Not all numbers in SNMP are exposed as numbers, which is why regex_extracts exists.

As a metrics-based monitoring system Prometheus works off numbers, with labels to help group related things. SNMP's data model is surprisingly close to the Prometheus data model, with SNMP table indexes basically being Prometheus instrumentation labels. So in theory once you have a MIB you could automatically convert from SNMP. Unfortunately many devices and MIBs follow the letter of the SNMP spec, however do not follow the spirit thus requiring special handling for some MIBs and devices. This is okay if you are writing code for one particular device, but not so much if you're trying to support SNMP in general.

SNMP doesn't have a floating point type (there is a draft specification which a few vendors and the SNMP exporter support, but it's not common), only integers. This is fine for bytes or packets, but less so for things like temperature where you may wish to indicate that a device is 27.8°C.

There's two common approaches to this. One is to use an SNMP gauge and expose deci-Celcius, for example the number 278 to indicate 27.8°C. This is a little annoying to work with as it's not a base unit, but it is workable as PromQL can do basic arithmetic.

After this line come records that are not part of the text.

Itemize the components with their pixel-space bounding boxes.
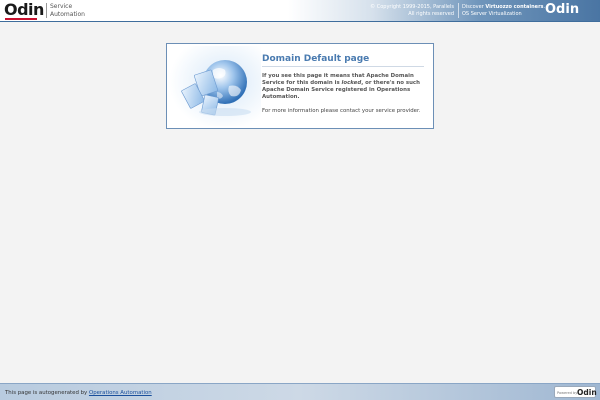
product-name: Service Automation: [50, 3, 85, 18]
copyright-line-1: © Copyright 1999-2015, Parallels: [370, 4, 454, 10]
powered-by-logo: Odin: [577, 388, 597, 397]
contact-message: For more information please contact your…: [262, 108, 421, 114]
header-divider: [46, 3, 47, 18]
odin-logo[interactable]: Odin: [4, 2, 44, 18]
discover-line-2: OS Server Virtualization: [462, 11, 522, 17]
discover-prefix: Discover: [462, 4, 486, 10]
odin-logo-right[interactable]: Odin: [545, 3, 579, 17]
logo-underline: [5, 18, 37, 20]
domain-default-panel: Domain Default page If you see this page…: [166, 43, 434, 129]
page-footer: This page is autogenerated by Operations…: [0, 383, 600, 400]
footer-text: This page is autogenerated by Operations…: [5, 390, 152, 396]
discover-highlight: Virtuozzo containers: [485, 4, 544, 10]
discover-promo[interactable]: Discover Virtuozzo containers. OS Server…: [462, 4, 545, 18]
copyright-notice: © Copyright 1999-2015, Parallels All rig…: [360, 4, 454, 18]
globe-icon: [169, 46, 261, 126]
operations-automation-link[interactable]: Operations Automation: [89, 390, 152, 396]
product-line-1: Service: [50, 3, 73, 10]
copyright-line-2: All rights reserved: [408, 11, 454, 17]
discover-line-1: Discover Virtuozzo containers.: [462, 4, 545, 11]
locked-message: If you see this page it means that Apach…: [262, 73, 428, 101]
powered-by-badge[interactable]: Powered by Odin: [554, 386, 597, 398]
page-header: Odin Service Automation © Copyright 1999…: [0, 0, 600, 22]
powered-by-label: Powered by: [557, 391, 578, 395]
title-divider: [262, 66, 424, 67]
page-title: Domain Default page: [262, 54, 370, 64]
locked-emphasis: locked: [341, 80, 362, 86]
footer-prefix: This page is autogenerated by: [5, 390, 89, 396]
product-line-2: Automation: [50, 10, 85, 18]
header-divider-right: [458, 3, 459, 18]
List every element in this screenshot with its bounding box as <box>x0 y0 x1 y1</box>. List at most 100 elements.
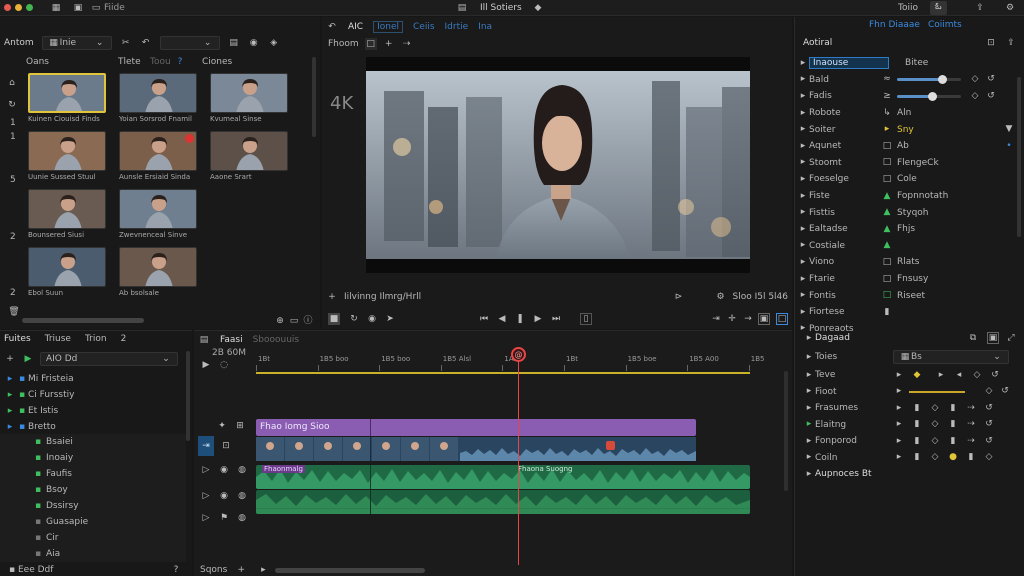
disclosure-icon[interactable]: ▸ <box>803 452 815 464</box>
media-clip[interactable]: Ebol Suun <box>28 247 108 297</box>
inspector-scrollbar[interactable] <box>1017 77 1021 237</box>
keyframe-row[interactable]: ▸ Fioot ▸ ◇ ↺ <box>803 384 1017 401</box>
media-scrollbar[interactable] <box>22 318 144 323</box>
media-clip[interactable]: Kuinen Ciouisd Finds <box>28 73 108 123</box>
media-clip[interactable]: Bounsered Siusi <box>28 189 108 239</box>
media-clip[interactable]: Aunsle Ersiaid Sinda <box>119 131 199 181</box>
reset-icon[interactable]: ↺ <box>983 402 995 414</box>
media-bin-dropdown[interactable]: ▦ Inie ⌄ <box>41 36 112 50</box>
reset-icon[interactable]: ↺ <box>985 74 997 86</box>
video-preview[interactable] <box>366 57 750 273</box>
property-value[interactable]: Cole <box>897 174 917 184</box>
help-icon[interactable]: ? <box>174 56 186 68</box>
inspector-row[interactable]: ▸ Stoomt □ FlengeCk <box>797 155 1015 172</box>
keyframe-icon[interactable]: ◇ <box>929 435 941 447</box>
clip-thumbnail[interactable] <box>119 247 197 287</box>
plus-icon[interactable]: + <box>326 291 338 303</box>
keyframe-icon[interactable]: ▣ <box>987 332 999 344</box>
stop-icon[interactable]: ■ <box>328 313 340 325</box>
inspector-row[interactable]: ▸ Viono □ Rlats <box>797 254 1015 271</box>
play-icon[interactable]: ▷ <box>200 464 212 476</box>
keyframe-row[interactable]: ▸ Elaitng ▸ ▮ ◇ ▮ ⇢ ↺ <box>803 417 1017 434</box>
track-list-scrollbar[interactable] <box>186 351 190 441</box>
clip-thumbnail[interactable] <box>119 131 197 171</box>
sub-track-item[interactable]: ▪ Aia <box>0 546 186 562</box>
curve-line[interactable] <box>909 390 965 393</box>
timeline-tab[interactable]: Sbooouuis <box>253 335 300 345</box>
property-slider[interactable] <box>897 91 961 101</box>
keyframe-icon[interactable]: ◆ <box>911 369 923 381</box>
disclosure-icon[interactable]: ▸ <box>4 373 16 385</box>
sub-track-item[interactable]: ▪ Inoaiy <box>0 450 186 466</box>
disclosure-icon[interactable]: ▸ <box>4 389 16 401</box>
home-icon[interactable]: ⌂ <box>6 77 18 89</box>
folder-icon[interactable]: ▭ <box>90 2 102 14</box>
inspector-tab[interactable]: Coiimts <box>928 20 962 30</box>
media-tab[interactable]: Toou <box>150 57 174 67</box>
grid-icon[interactable]: ▦ <box>50 2 62 14</box>
property-slider[interactable] <box>897 75 961 85</box>
inspector-row[interactable]: ▸ Robote ↳ Aln <box>797 105 1015 122</box>
property-value[interactable]: Aln <box>897 108 911 118</box>
plus-icon[interactable]: + <box>383 38 395 50</box>
layout-icon[interactable]: ▣ <box>72 2 84 14</box>
disclosure-icon[interactable]: ▸ <box>803 435 815 447</box>
folder-icon[interactable]: ▭ <box>288 315 300 327</box>
step-back-icon[interactable]: ◂ <box>953 369 965 381</box>
media-clip[interactable]: Yoian Sorsrod Fnamil <box>119 73 199 123</box>
video-clip-title[interactable]: Fhao Iomg Sioo <box>256 419 696 436</box>
expand-icon[interactable]: ⤢ <box>1005 332 1017 344</box>
inspector-row[interactable]: ▸ Inaouse Bitee <box>797 55 1015 72</box>
timeline-horizontal-scrollbar[interactable] <box>275 567 426 573</box>
reset-icon[interactable]: ↺ <box>989 369 1001 381</box>
cut-icon[interactable]: ✂ <box>120 37 132 49</box>
flag-icon[interactable]: ⚑ <box>218 512 230 524</box>
audio-icon[interactable]: ▶ <box>22 353 34 365</box>
disclosure-icon[interactable]: ▸ <box>4 405 16 417</box>
sub-track-item[interactable]: ▪ Bsoy <box>0 482 186 498</box>
file-menu[interactable]: Fiide <box>104 3 125 13</box>
property-value[interactable]: Riseet <box>897 291 925 301</box>
inspector-row[interactable]: ▸ Bald ≈ ◇ ↺ <box>797 72 1015 89</box>
property-value[interactable]: Ab <box>897 141 909 151</box>
in-point-icon[interactable]: ⇥ <box>710 313 722 325</box>
close-window-button[interactable] <box>4 4 11 11</box>
playhead-line[interactable] <box>518 357 519 565</box>
media-tab[interactable]: Ciones <box>202 57 232 67</box>
disclosure-icon[interactable]: ▸ <box>797 190 809 202</box>
play-icon[interactable]: ▸ <box>893 419 905 431</box>
link-icon[interactable]: ⊞ <box>234 420 246 432</box>
disclosure-icon[interactable]: ▸ <box>797 57 809 69</box>
marker-flag-icon[interactable]: ▶ <box>200 359 212 371</box>
keyframe-row[interactable]: ▸ Fonporod ▸ ▮ ◇ ▮ ⇢ ↺ <box>803 433 1017 450</box>
select-arrow-icon[interactable]: ✦ <box>216 420 228 432</box>
property-value[interactable]: Fnsusy <box>897 274 928 284</box>
inspector-row[interactable]: ▸ Fiortese ▮ <box>797 304 1015 321</box>
play-icon[interactable]: ▷ <box>200 490 212 502</box>
add-track-icon[interactable]: + <box>4 353 16 365</box>
help-icon[interactable]: ? <box>170 564 182 576</box>
tag-icon[interactable]: ◈ <box>268 37 280 49</box>
media-tab[interactable]: Tlete <box>118 57 150 67</box>
disclosure-icon[interactable]: ▸ <box>797 306 809 318</box>
media-clip[interactable]: Kvumeal Sinse <box>210 73 290 123</box>
property-value[interactable]: Fhjs <box>897 224 915 234</box>
play-icon[interactable]: ▸ <box>893 386 905 398</box>
loop-icon[interactable]: ↻ <box>348 313 360 325</box>
pause-icon[interactable]: ❚ <box>514 313 526 325</box>
disclosure-icon[interactable]: ▸ <box>803 386 815 398</box>
play-icon[interactable]: ▸ <box>893 452 905 464</box>
reset-icon[interactable]: ↺ <box>999 386 1011 398</box>
playhead-handle[interactable]: @ <box>511 347 526 362</box>
media-vertical-scrollbar[interactable] <box>312 57 316 137</box>
share-icon[interactable]: ⇪ <box>1005 37 1017 49</box>
clip-thumbnail[interactable] <box>210 131 288 171</box>
viewer-tab[interactable]: Ionel <box>373 21 404 33</box>
bar-icon[interactable]: ▮ <box>947 402 959 414</box>
viewer-tab-active[interactable]: AIC <box>348 22 363 32</box>
bar-icon[interactable]: ▮ <box>911 452 923 464</box>
disclosure-icon[interactable]: ▸ <box>797 140 809 152</box>
audio-wave-icon[interactable]: ◍ <box>236 512 248 524</box>
keyframe-row[interactable]: ▸ Coiln ▸ ▮ ◇ ● ▮ ◇ <box>803 450 1017 467</box>
play-icon[interactable]: ▸ <box>257 564 269 576</box>
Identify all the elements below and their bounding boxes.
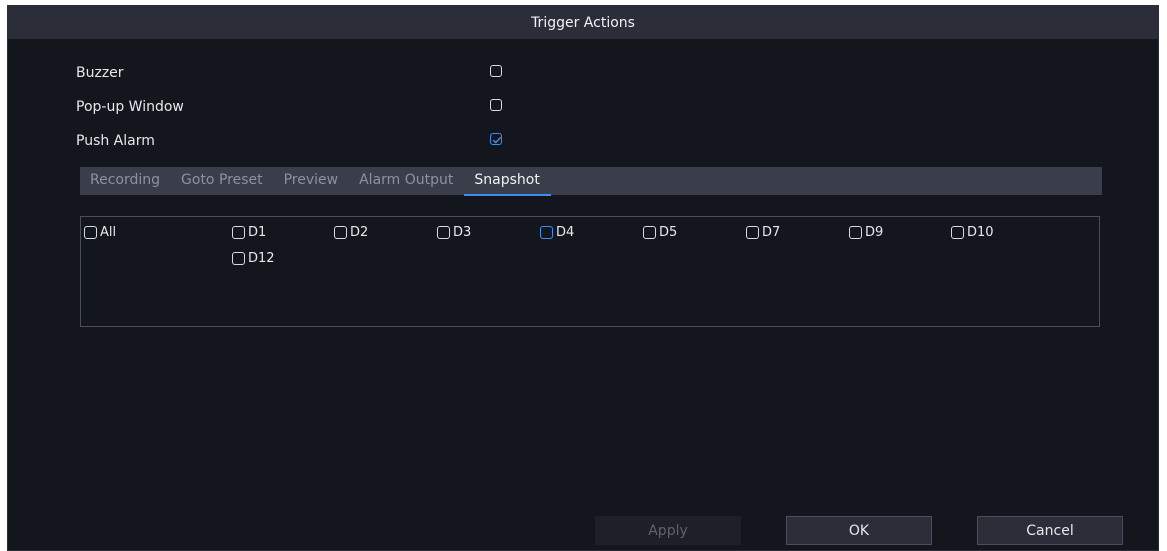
channel-d9-checkbox[interactable]	[849, 225, 862, 239]
channel-d9-label: D9	[865, 224, 884, 240]
channel-d7-label: D7	[762, 224, 781, 240]
channel-d4-label: D4	[556, 224, 575, 240]
channel-d12-checkbox[interactable]	[232, 251, 245, 265]
channel-d5-label: D5	[659, 224, 678, 240]
channel-d12-label: D12	[248, 250, 275, 266]
channel-d10-checkbox[interactable]	[951, 225, 964, 239]
tab-snapshot[interactable]: Snapshot	[464, 172, 551, 196]
cancel-button[interactable]: Cancel	[977, 516, 1123, 545]
channel-d1-checkbox[interactable]	[232, 225, 245, 239]
channel-d1-label: D1	[248, 224, 267, 240]
channel-d3-checkbox[interactable]	[437, 225, 450, 239]
action-tabs: Recording Goto Preset Preview Alarm Outp…	[80, 167, 1102, 196]
channel-d4-checkbox[interactable]	[540, 225, 553, 239]
buzzer-label: Buzzer	[76, 65, 124, 81]
channel-d9[interactable]: D9	[849, 224, 883, 240]
apply-button[interactable]: Apply	[595, 516, 741, 545]
popup-window-checkbox[interactable]	[490, 99, 502, 111]
push-alarm-label: Push Alarm	[76, 133, 155, 149]
channel-d7[interactable]: D7	[746, 224, 780, 240]
tab-preview[interactable]: Preview	[274, 172, 350, 196]
popup-window-option: Pop-up Window	[76, 96, 516, 118]
channel-d10[interactable]: D10	[951, 224, 994, 240]
checkmark-icon	[492, 136, 502, 144]
channel-d1[interactable]: D1	[232, 224, 266, 240]
trigger-actions-dialog: Trigger Actions Buzzer Pop-up Window Pus…	[7, 5, 1159, 551]
channel-d3-label: D3	[453, 224, 472, 240]
channel-d2[interactable]: D2	[334, 224, 368, 240]
dialog-title-bar: Trigger Actions	[8, 6, 1158, 39]
dialog-title: Trigger Actions	[531, 14, 635, 31]
channel-all[interactable]: All	[84, 224, 116, 240]
popup-window-label: Pop-up Window	[76, 99, 184, 115]
push-alarm-checkbox[interactable]	[490, 133, 502, 145]
buzzer-option: Buzzer	[76, 62, 516, 84]
channel-d5-checkbox[interactable]	[643, 225, 656, 239]
channel-d7-checkbox[interactable]	[746, 225, 759, 239]
ok-button[interactable]: OK	[786, 516, 932, 545]
channel-selection-panel: All D1 D2 D3 D4 D5 D7 D9 D10 D12	[80, 216, 1100, 327]
buzzer-checkbox[interactable]	[490, 65, 502, 77]
channel-d4[interactable]: D4	[540, 224, 574, 240]
channel-all-label: All	[100, 224, 117, 240]
tab-recording[interactable]: Recording	[80, 172, 171, 196]
channel-d12[interactable]: D12	[232, 250, 275, 266]
channel-d2-label: D2	[350, 224, 369, 240]
channel-d10-label: D10	[967, 224, 994, 240]
channel-d2-checkbox[interactable]	[334, 225, 347, 239]
tab-alarm-output[interactable]: Alarm Output	[349, 172, 464, 196]
channel-d5[interactable]: D5	[643, 224, 677, 240]
channel-d3[interactable]: D3	[437, 224, 471, 240]
channel-all-checkbox[interactable]	[84, 225, 97, 239]
push-alarm-option: Push Alarm	[76, 130, 516, 152]
tab-goto-preset[interactable]: Goto Preset	[171, 172, 274, 196]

The other is to expose a DisplayString (an ASCII string of up to 255 characters) with the value like 27.8, which is more problematic. The general principle behind the SNMP exporter and generator is that you provide the objects you'd like exposed, and the rest will Just Work. If the syntax of an SNMP object is a DisplayString then the SNMP exporter will do the best thing it can do with that, and that is to expose it as a label value. When the string is actually a numeric metric value this is useless to PromQL as labels are opaque strings, and may even cause cardinality issues as the value changes over time.

This is a common enough occurrence that there's support in the SNMP exporter for handling it via regex_extracts. This allows doing a regular expression substitution on the string (not too different from relabelling), and then trying to parse the result as a floating point number.

The simplest case is where the string is a float, with no additional clutter:

overrides: 
  exampleObject:
    regex_extracts: 
      '': 
        - regex: '(.*)' 
          value: '$1'

This goes in the overrides section of your generator.yml as do other things were the MIB doesn't contain sufficient/correct information. exampleObject is the object name, the metric name suffix is the empty string, all the string value is matched, and then parsed as a floating point value. If the strings looked like 27.8C you could use a regex of (.*)C instead.

 

The use of a map with an empty key, and then a list of regexes replacements may seem a bit over-engineered at first glance. This is unfortunately not so. A given string may actually contain more than one number, rather than following the spirit of SNMP and having an object each. So you can have multiple metrics extracted, with the key of the map added as a suffix on the object name so that the resulting samples don't clash. For example CPU and system temperatures might be reported together as 27.8C 28.4C:

overrides: 
  exampleObject:
    regex_extracts: 
      'CPU': 
        - regex: '(.*) .*' 
          value: '$1'
      'System': 
         - regex: '.* (.*)' 
           value: '$1'

So here you'd end up with metrics called exampleObjectCPU and exampleObjectSystem.

 

There can also be cases where the string is indeed a string, but as it changes over time would be more useful as a number. For example on and off could be more useful as 1 and 0:

overrides: 
  exampleObject:
    regex_extracts: 
      '': 
         - regex: 'on' 
           value: '1'
         - regex: 'off' 
           value: '0'

 

These are the simple and more common cases, regular expressions should allow for more complicated bespoke formats to also be handled.